Excommunicated Brazilian obstetrician fights for women’s right to abort Zika babies

Miriam Araujo caresses Lucas, her 4-months old child born with microcephaly as he sleeps on a hammock inside their house, in Sao Jose dos Cordeiros

Miriam Araujo, 25, caresses Lucas, her 4-months old child born with microcephaly as he sleeps on a hammock inside their house, in Sao Jose dos Cordeiros, Brazil February 16, 2016. Picture taken on February 16, 2016. REUTERS/Ricardo Moraes – RTX287P8

Source: RNS

RIO DE JANEIRO (RNS) Dr. Olimpio Moraes is used to being at the center of controversy. He’s been excommunicated twice by Brazil’s Roman Catholic Church for actively supporting abortion.
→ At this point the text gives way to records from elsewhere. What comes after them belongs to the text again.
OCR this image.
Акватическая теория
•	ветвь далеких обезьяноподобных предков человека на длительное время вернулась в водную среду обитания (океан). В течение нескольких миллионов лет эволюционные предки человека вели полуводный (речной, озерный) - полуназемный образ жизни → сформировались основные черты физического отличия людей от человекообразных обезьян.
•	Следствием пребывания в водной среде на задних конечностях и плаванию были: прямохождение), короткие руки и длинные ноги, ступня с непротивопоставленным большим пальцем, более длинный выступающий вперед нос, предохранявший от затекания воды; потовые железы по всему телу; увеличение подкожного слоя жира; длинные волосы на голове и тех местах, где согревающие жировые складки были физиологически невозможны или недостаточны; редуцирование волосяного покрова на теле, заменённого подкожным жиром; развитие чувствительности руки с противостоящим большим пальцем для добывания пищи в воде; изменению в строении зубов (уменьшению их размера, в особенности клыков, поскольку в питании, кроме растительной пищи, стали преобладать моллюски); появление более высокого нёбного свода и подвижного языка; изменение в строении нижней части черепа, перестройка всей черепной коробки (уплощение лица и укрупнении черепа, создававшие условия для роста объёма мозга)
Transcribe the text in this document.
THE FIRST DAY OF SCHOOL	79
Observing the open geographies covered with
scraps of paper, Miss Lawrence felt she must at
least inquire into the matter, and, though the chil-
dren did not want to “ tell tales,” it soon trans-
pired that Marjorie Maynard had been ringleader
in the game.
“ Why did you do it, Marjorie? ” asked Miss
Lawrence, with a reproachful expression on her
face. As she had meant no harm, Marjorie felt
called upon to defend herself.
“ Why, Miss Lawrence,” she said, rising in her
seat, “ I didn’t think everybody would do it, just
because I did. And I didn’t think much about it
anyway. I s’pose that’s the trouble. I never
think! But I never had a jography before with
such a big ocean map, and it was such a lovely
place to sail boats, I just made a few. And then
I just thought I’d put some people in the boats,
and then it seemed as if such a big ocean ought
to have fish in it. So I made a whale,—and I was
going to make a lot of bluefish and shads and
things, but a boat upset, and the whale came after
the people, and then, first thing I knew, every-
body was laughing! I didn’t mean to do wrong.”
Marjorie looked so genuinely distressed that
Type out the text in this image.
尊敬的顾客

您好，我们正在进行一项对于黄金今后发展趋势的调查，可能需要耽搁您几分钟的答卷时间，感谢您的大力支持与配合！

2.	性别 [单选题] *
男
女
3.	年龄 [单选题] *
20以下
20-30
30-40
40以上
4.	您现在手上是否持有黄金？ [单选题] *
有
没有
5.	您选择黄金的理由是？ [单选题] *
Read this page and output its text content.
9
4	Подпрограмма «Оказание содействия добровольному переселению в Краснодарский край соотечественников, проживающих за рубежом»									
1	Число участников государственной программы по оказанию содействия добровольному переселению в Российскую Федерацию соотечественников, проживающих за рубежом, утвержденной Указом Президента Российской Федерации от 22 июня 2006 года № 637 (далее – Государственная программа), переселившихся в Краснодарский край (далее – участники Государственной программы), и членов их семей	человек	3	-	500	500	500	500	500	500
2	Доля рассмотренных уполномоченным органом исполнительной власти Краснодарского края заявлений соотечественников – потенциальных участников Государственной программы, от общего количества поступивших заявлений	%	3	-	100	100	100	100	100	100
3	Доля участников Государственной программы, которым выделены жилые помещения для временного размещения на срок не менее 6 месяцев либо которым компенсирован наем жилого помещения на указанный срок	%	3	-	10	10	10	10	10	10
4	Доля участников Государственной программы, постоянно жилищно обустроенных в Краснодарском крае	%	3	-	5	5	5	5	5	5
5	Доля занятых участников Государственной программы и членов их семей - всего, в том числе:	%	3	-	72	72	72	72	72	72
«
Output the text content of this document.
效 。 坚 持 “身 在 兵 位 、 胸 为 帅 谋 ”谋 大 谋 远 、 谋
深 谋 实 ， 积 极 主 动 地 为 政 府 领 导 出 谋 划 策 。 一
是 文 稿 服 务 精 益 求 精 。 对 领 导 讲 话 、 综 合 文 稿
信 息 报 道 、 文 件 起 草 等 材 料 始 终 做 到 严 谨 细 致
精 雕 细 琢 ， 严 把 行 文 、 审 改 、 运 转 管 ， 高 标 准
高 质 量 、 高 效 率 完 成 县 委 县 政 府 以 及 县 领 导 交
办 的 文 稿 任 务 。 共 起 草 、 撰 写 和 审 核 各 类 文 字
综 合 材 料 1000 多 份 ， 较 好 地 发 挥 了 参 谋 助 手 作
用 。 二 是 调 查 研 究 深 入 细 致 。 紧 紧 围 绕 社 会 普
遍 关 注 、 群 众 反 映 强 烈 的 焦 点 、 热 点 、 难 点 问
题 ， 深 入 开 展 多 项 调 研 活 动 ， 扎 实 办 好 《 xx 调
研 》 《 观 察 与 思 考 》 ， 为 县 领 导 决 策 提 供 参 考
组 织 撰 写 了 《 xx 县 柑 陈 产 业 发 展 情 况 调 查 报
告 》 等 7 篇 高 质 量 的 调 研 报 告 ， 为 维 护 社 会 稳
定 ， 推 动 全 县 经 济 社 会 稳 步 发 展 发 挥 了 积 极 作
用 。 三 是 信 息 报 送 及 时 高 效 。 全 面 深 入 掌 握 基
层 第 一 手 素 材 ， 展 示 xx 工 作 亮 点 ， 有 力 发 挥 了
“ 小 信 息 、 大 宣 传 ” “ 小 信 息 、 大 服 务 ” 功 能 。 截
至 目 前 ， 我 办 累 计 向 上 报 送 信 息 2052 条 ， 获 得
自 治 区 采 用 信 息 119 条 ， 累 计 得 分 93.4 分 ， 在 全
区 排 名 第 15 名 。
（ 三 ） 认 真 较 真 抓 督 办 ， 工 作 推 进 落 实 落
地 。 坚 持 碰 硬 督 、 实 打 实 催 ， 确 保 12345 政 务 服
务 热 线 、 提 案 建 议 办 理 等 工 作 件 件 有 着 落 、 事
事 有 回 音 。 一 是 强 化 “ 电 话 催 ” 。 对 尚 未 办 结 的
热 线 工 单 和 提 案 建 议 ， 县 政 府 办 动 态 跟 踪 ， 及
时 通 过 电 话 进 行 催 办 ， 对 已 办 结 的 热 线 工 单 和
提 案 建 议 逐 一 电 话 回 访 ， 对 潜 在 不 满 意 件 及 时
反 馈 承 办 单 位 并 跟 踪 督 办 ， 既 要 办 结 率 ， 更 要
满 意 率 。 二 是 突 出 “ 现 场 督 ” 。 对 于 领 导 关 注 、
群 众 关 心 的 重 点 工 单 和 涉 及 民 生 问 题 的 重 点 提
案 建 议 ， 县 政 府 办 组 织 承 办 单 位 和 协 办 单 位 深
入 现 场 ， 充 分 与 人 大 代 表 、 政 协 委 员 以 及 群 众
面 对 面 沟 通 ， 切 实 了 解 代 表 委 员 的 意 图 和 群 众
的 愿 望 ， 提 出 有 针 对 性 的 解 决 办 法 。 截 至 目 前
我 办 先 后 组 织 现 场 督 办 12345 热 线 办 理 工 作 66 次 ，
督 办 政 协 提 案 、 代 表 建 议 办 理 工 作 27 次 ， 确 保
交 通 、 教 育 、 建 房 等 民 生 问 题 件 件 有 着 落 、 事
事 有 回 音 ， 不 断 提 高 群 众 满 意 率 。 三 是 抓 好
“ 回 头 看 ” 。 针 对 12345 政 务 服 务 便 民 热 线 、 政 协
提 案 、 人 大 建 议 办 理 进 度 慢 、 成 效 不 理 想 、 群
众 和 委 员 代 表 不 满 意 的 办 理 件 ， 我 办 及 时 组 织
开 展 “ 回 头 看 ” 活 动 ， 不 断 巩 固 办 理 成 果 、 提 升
Recently, the obstetrician has thrown his weight behind a civil rights campaign preparing to launch a legal challenge for the rights of pregnant women to abort fetuses with the Zika virus-linked microcephaly.

The pro-abortion lobby has won support from Católicas Direito de Decidir (Catholic’s Right to Decide) a nongovernmental Sao Paulo-based women’s organization. This week it called on its 33,000 Facebook members to “take to the streets” on March 8, International Women’s Day, to protest and raise awareness of the need to protect women in a country where abortion is a crime.

When Moraes was excommunicated, he had been a practicing Catholic. The first time, in 2006, the church said it was censuring him for promoting the distribution of the morning-after pill during Carnival, the period of public revelry the week before Lent in Roman Catholic countries.

Three years later, the church condemned him for performing an abortion on a 9-year-old girl who was raped by her stepfather and impregnated with twins. The church also excommunicated the girl’s mother but not the rapist.

Legislation in most Latin American nations allows for termination of a pregnancy in cases of rape; when a woman’s life is in danger; and in cases of anencephaly, where a baby develops without a brain.

Dr Olimipo Moraes, obstetrician and director of the Amaury de Medeiros Center for Integrated Health Care (Cisam) in Recife, Pernambuco. Photo courtesy of Dr Olimipo Moraes

Moraes, 54,  is consulting the pro-abortion camp and said he now rarely goes to church and has lost his faith.

“My exclusion meant I could not participate in religious sacraments,” he said. “Instead it has led me to question eternal life and whether there is a God. My medical commitment has always been about having compassion, understanding suffering and showing respect for a woman’s right to choose what happens to her body.”

His wife and three children continue to be practicing Catholics.

Brazil is grappling with unprecedented levels of babies born with the serious birth defect that stunts the normal growth of a fetus’s head and brain during the early stages of development and causes neurological abnormalities and developmental delays.